Wednesday, April 17, 2013

Day 8-The Cabin

For me it is the long, the hard, and emotionally draining days that I never get to write about until after the fact. This is a short retelling of one of those days.

After 26 miles the day before we found Team All Dead camped just on the other side of the Rancher's fence. It was dark and mostly quiet in camp when we joined them and went to bed without supper. The next morning, much to my surprise, I was the last one awake. I would have slept longer had Portrait not sneezed loudly next to me.

Everybody set their sights on a cabin with a spring 20 miles away.
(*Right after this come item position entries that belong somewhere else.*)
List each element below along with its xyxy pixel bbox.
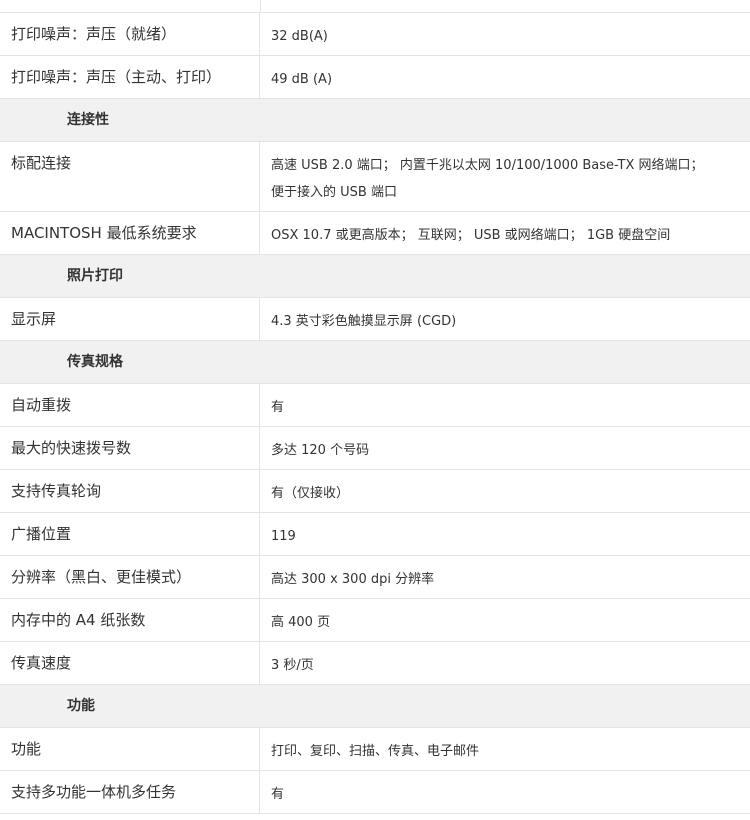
spec-label: 功能 [0, 728, 260, 770]
spec-label: MACINTOSH 最低系统要求 [0, 212, 260, 254]
spec-value: 高速 USB 2.0 端口； 内置千兆以太网 10/100/1000 Base-… [260, 142, 750, 211]
spec-label: 支持多功能一体机多任务 [0, 771, 260, 813]
spec-row-mac-requirements: MACINTOSH 最低系统要求 OSX 10.7 或更高版本； 互联网； US… [0, 212, 750, 255]
spec-value: 4.3 英寸彩色触摸显示屏 (CGD) [271, 314, 457, 329]
spec-label: 标配连接 [0, 142, 260, 211]
spec-label: 分辨率（黑白、更佳模式） [0, 556, 260, 598]
spec-row-display: 显示屏 4.3 英寸彩色触摸显示屏 (CGD) [0, 298, 750, 341]
spec-label: 显示屏 [0, 298, 260, 340]
spec-table: 打印噪声：声压（就绪） 32 dB(A) 打印噪声：声压（主动、打印） 49 d… [0, 0, 750, 814]
spec-row-multitasking: 支持多功能一体机多任务 有 [0, 771, 750, 814]
spec-value: 高达 300 x 300 dpi 分辨率 [271, 572, 435, 587]
spec-label: 传真速度 [0, 642, 260, 684]
section-header-connectivity: 连接性 [0, 99, 750, 142]
spec-value: 多达 120 个号码 [271, 443, 370, 458]
top-spacer [0, 0, 750, 12]
section-header-fax-specs: 传真规格 [0, 341, 750, 384]
spec-label: 支持传真轮询 [0, 470, 260, 512]
spec-label: 内存中的 A4 纸张数 [0, 599, 260, 641]
spec-row-fax-polling: 支持传真轮询 有（仅接收） [0, 470, 750, 513]
spec-value: 32 dB(A) [271, 29, 328, 44]
spec-label: 自动重拨 [0, 384, 260, 426]
spec-label: 最大的快速拨号数 [0, 427, 260, 469]
spec-value: 119 [271, 529, 296, 544]
section-header-functions: 功能 [0, 685, 750, 728]
spec-value-line: 高速 USB 2.0 端口； 内置千兆以太网 10/100/1000 Base-… [271, 158, 704, 173]
spec-value: 有 [271, 400, 285, 415]
spec-row-standard-connectivity: 标配连接 高速 USB 2.0 端口； 内置千兆以太网 10/100/1000 … [0, 142, 750, 212]
spec-row-functions: 功能 打印、复印、扫描、传真、电子邮件 [0, 728, 750, 771]
spec-label: 打印噪声：声压（就绪） [0, 13, 260, 55]
spec-value: 有 [271, 787, 285, 802]
spec-label: 广播位置 [0, 513, 260, 555]
spec-row-broadcast-locations: 广播位置 119 [0, 513, 750, 556]
spec-value: 打印、复印、扫描、传真、电子邮件 [271, 744, 480, 759]
spec-row-auto-redial: 自动重拨 有 [0, 384, 750, 427]
spec-label: 打印噪声：声压（主动、打印） [0, 56, 260, 98]
spec-row-noise-ready: 打印噪声：声压（就绪） 32 dB(A) [0, 13, 750, 56]
spec-value: 49 dB (A) [271, 72, 333, 87]
spec-value: 高 400 页 [271, 615, 331, 630]
spec-row-speed-dials: 最大的快速拨号数 多达 120 个号码 [0, 427, 750, 470]
spec-value: 3 秒/页 [271, 658, 314, 673]
spec-row-fax-speed: 传真速度 3 秒/页 [0, 642, 750, 685]
spec-row-memory-pages: 内存中的 A4 纸张数 高 400 页 [0, 599, 750, 642]
spec-row-noise-active: 打印噪声：声压（主动、打印） 49 dB (A) [0, 56, 750, 99]
spec-value-line: 便于接入的 USB 端口 [271, 185, 397, 200]
spec-row-fax-resolution: 分辨率（黑白、更佳模式） 高达 300 x 300 dpi 分辨率 [0, 556, 750, 599]
section-header-photo-printing: 照片打印 [0, 255, 750, 298]
spec-value: 有（仅接收） [271, 486, 350, 501]
spec-value: OSX 10.7 或更高版本； 互联网； USB 或网络端口； 1GB 硬盘空间 [271, 228, 671, 243]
I thought, how easy, a 20 mile day.  It wasn't.

Maybe the first couple miles were easy, but then we entered a canyon. For the canyon picture a rock stream bed with not a drop of water in it and high steep walls on either side. Also add in some shrubs with big thorns and a few snarled trees.  Don't add in a path for most of the canyon. It was rough. When there was a path it would stay on one side of the stream bed, then drop into the bed, fizzle, and we'd fine it again on one side or the other. We all made slow progress.

At the top of the canyon we entered a pine forest that was lovely. It was cool and dark. The whole day had been a little cold, but the climbing kept me warm enough.

At lunch time we hit the first water of the day only to find Bone Lady and Cheese filtering mud through Cheese's shirt.   There was water, but we had to work for it. Two hours later we left, everybody muddier and we all had enough water to get to the cabin (and it tasted like clay). But if the spring wasn't flowing there? 

The trail went up steeply. Before I knew it I was over 8,000 feet and having to stop often on the first big leg of the climb. Once we were on the ridge I felt better. It was even colder at elevation.

Just as quick as we went up the trail went back down to a pass. I tried to move right along--I really wanted to be in that cabin. The hiking day reminded me a lot of hiking to Ulrich cabin near the end of the PCT. The day had that same feel to it--a deep need to get to a certain place.

That need became even more apparent as Portrait and I climbed upwards after the pass. The weather got worse on us--high cold winds, temp dropped. At some point around 9,000 feet with a high altitude cough settling in it became not a need but a must for us to reach the cabin. We needed its shelter.

It was full dark by the time we finally crested the top of the mountain. I was depleted. Without knowing the water situation we settled in--rolling out our sleeping bags on the floor as our breath clouded around us. To bed again without a hot dinner, and no sign of Team All Dead.